Objective: To compare the long-term compliance and effects of two low-fat diets differing in carbohydrate to protein ratio on body composition and biomarkers of cardiovascular disease risk in obese subjects with hyperinsulinemia.
Design: Outpatient, parallel, clinical intervention study of two groups of subjects randomly assigned to either a standard protein (SP; 15% protein, 55% carbohydrate) or high-protein (HP; 30% protein, 40% carbohydrate) diet, during 12 weeks of energy restriction (approximately 6.5 MJ/day) and 4 weeks of energy balance (approximately 8.3 MJ/day). Subsequently, subjects were asked to maintain the same dietary pattern for the succeeding 52 weeks with minimal professional support.
Subjects: A total of 58 obese, nondietetic subjects with hyperinsulinemia (13 males/45 females, mean age 50.2 y, mean body mass index (BMI) 34.0 kg/m2, mean fasting insulin 17.8 mU/l) participated in the study.
Measurements: : Body composition, blood pressure, blood lipids, fasting glucose, insulin, CRP and sICAM-1 were measured at baseline and at weeks 16 and 68. Urinary urea/creatinine ratio was measured at baseline, week 16 and at 3 monthly intervals thereafter.
Results: In total, 43 subjects completed the study with similar dropouts in each group (P=0.76).
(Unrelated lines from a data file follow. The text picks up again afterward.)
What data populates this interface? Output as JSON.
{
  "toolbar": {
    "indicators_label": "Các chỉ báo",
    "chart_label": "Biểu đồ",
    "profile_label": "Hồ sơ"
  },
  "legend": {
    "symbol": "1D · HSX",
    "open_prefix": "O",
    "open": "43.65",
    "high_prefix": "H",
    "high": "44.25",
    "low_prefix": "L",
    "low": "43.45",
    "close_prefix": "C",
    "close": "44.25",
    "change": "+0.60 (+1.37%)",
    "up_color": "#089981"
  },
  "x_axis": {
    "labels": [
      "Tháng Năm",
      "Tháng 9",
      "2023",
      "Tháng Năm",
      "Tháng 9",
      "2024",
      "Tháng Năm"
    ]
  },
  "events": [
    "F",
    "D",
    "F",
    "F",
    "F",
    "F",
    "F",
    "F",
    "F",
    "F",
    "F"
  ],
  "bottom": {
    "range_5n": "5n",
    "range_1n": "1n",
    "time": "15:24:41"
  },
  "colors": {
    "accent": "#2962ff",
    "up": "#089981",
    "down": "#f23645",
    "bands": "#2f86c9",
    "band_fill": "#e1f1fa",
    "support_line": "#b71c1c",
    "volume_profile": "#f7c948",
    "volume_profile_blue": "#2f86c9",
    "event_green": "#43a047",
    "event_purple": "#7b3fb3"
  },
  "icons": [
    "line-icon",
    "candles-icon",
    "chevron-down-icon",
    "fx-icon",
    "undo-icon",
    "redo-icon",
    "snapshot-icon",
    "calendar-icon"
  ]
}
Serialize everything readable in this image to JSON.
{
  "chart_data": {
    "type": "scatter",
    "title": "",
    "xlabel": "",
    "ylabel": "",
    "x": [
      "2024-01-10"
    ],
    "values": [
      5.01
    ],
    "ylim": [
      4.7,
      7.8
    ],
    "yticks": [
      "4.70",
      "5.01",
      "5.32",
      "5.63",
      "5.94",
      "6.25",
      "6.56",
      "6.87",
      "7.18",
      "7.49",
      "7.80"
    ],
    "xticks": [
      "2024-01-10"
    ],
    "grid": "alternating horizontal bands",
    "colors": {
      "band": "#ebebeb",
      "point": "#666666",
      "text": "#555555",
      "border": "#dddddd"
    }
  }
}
At week 68, there was net weight loss (SP -2.9+/-3.6%, HP -4.1+/-5.8%; P<0.44) due entirely to fat loss (P<0.001) with no diet effect [corrected]. Both diets significantly increased HDL cholesterol concentrations (P<0.001) and decreased fasting insulin, insulin resistance, sICAM-1 and CRP levels (P<0.05). Protein intake was significantly greater in HP during the initial 16 weeks (P<0.001), but decreased in HP and increased in SP during 52-week follow-up, with no difference between groups at week 68, indicating poor long-term dietary adherence behaviour to both dietary patterns.
Conclusion: Without active ongoing dietary advice, adherence to dietary intervention is poor. Nonetheless, both dietary patterns achieved net weight loss and improvements in cardiovascular risk factors.